If you can handle the loading of the requested module, you return a loader instance (which defines load_module). If you can't, and this is the interesting bit, you just return None and the normal import mechanism will take place. You can also raise ImportError to completely block the loading of a module.

Example code

This is what we are now doing in ironclad. There used to be an ihooks-based solution before, but since IronPython does some extra trickery for imports to allow importing .NET namespaces, things were a bit broken.

import sys
import os

# _mapper is added by deep black magic - pls ignore

def loader(path):
    class Loader(object):
        def load_module(self, name):
            if name not in sys.modules:
                _mapper.LoadModule(path, name)
                module = _mapper.GetModule(name)
                module.__file__ = path
                sys.modules[name] = module
                if '.' in name:
                    parent_name, child_name = name.rsplit('.', 1)
                    setattr(sys.modules[parent_name], child_name, module)
            return sys.modules[name]
    return Loader()

class MetaImporter(object):
    def find_module(self, fullname, path=None):
        if fullname == 'numpy' or fullname.startswith('numpy.'):
            _mapper.PerpetrateNumpyFixes()
        if fullname in ('_hashlib', 'ctypes'):
            raise ImportError('%s is not available in ironclad yet' % fullname)
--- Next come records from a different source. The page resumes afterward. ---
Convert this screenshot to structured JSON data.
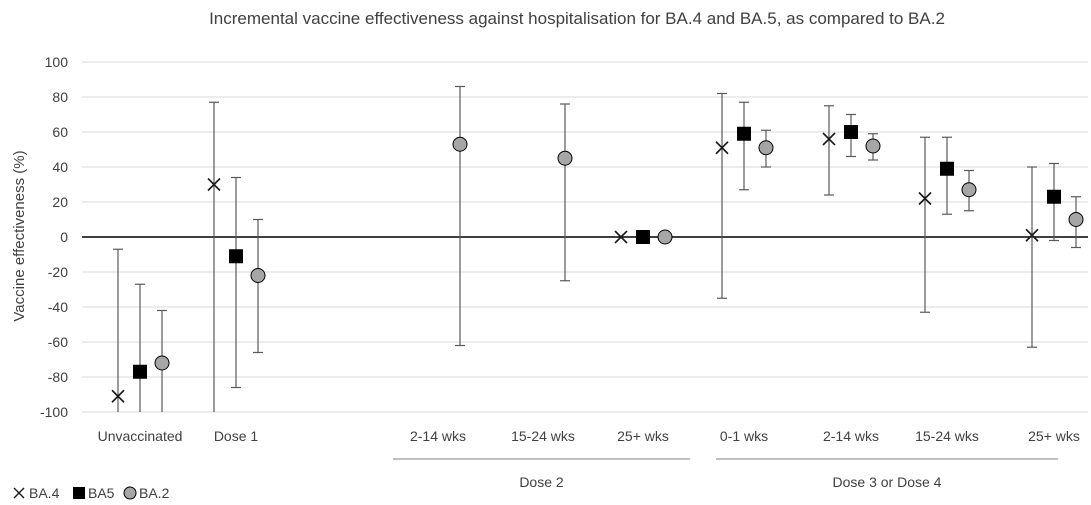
{
  "chart_data": {
    "type": "scatter",
    "title": "Incremental vaccine effectiveness against hospitalisation for BA.4 and BA.5, as compared to BA.2",
    "ylabel": "Vaccine effectiveness (%)",
    "ylim": [
      -100,
      100
    ],
    "yticks": [
      100,
      80,
      60,
      40,
      20,
      0,
      -20,
      -40,
      -60,
      -80,
      -100
    ],
    "grid": true,
    "legend_position": "bottom-left",
    "categories": [
      "Unvaccinated",
      "Dose 1",
      "2-14 wks",
      "15-24 wks",
      "25+ wks",
      "0-1 wks",
      "2-14 wks",
      "15-24 wks",
      "25+ wks"
    ],
    "groups": [
      {
        "label": "Dose 2",
        "categories": [
          2,
          3,
          4
        ]
      },
      {
        "label": "Dose 3 or Dose 4",
        "categories": [
          5,
          6,
          7,
          8
        ]
      }
    ],
    "series": [
      {
        "name": "BA.4",
        "marker": "cross",
        "color": "#1a1a1a",
        "values": [
          -91,
          30,
          null,
          null,
          0,
          51,
          56,
          22,
          1
        ],
        "lower": [
          -100,
          -100,
          null,
          null,
          null,
          -35,
          24,
          -43,
          -63
        ],
        "upper": [
          -7,
          77,
          null,
          null,
          null,
          82,
          75,
          57,
          40
        ]
      },
      {
        "name": "BA5",
        "marker": "square",
        "color": "#000000",
        "values": [
          -77,
          -11,
          null,
          null,
          0,
          59,
          60,
          39,
          23
        ],
        "lower": [
          -100,
          -86,
          null,
          null,
          null,
          27,
          46,
          13,
          -2
        ],
        "upper": [
          -27,
          34,
          null,
          null,
          null,
          77,
          70,
          57,
          42
        ]
      },
      {
        "name": "BA.2",
        "marker": "circle",
        "color": "#a6a6a6",
        "values": [
          -72,
          -22,
          53,
          45,
          0,
          51,
          52,
          27,
          10
        ],
        "lower": [
          -100,
          -66,
          -62,
          -25,
          null,
          40,
          44,
          15,
          -6
        ],
        "upper": [
          -42,
          10,
          86,
          76,
          null,
          61,
          59,
          38,
          23
        ]
      }
    ]
  },
  "colors": {
    "grid": "#d9d9d9",
    "axis": "#000000",
    "errorbar": "#595959",
    "text": "#404040"
  }
}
        lastname = fullname.rsplit('.', 1)[-1]
        for d in (path or sys.path):
            pyd = os.path.join(d, lastname + '.pyd')
            if os.path.exists(pyd):
                return loader(pyd)

        return None


sys.meta_path = [MetaImporter()]

A minor annoyance is that load_module isn't called with any path, so you would have to walk sys.path again and somehow know if this a relative import. We avoid this trickery by having a class factory that closes over the path to the .pyd file of the module we want to import.

I hope that this post will help someone struggling in adding their own custom import hook to Python. You can find out more details, plus other niceties of the new hooks in PEP 302.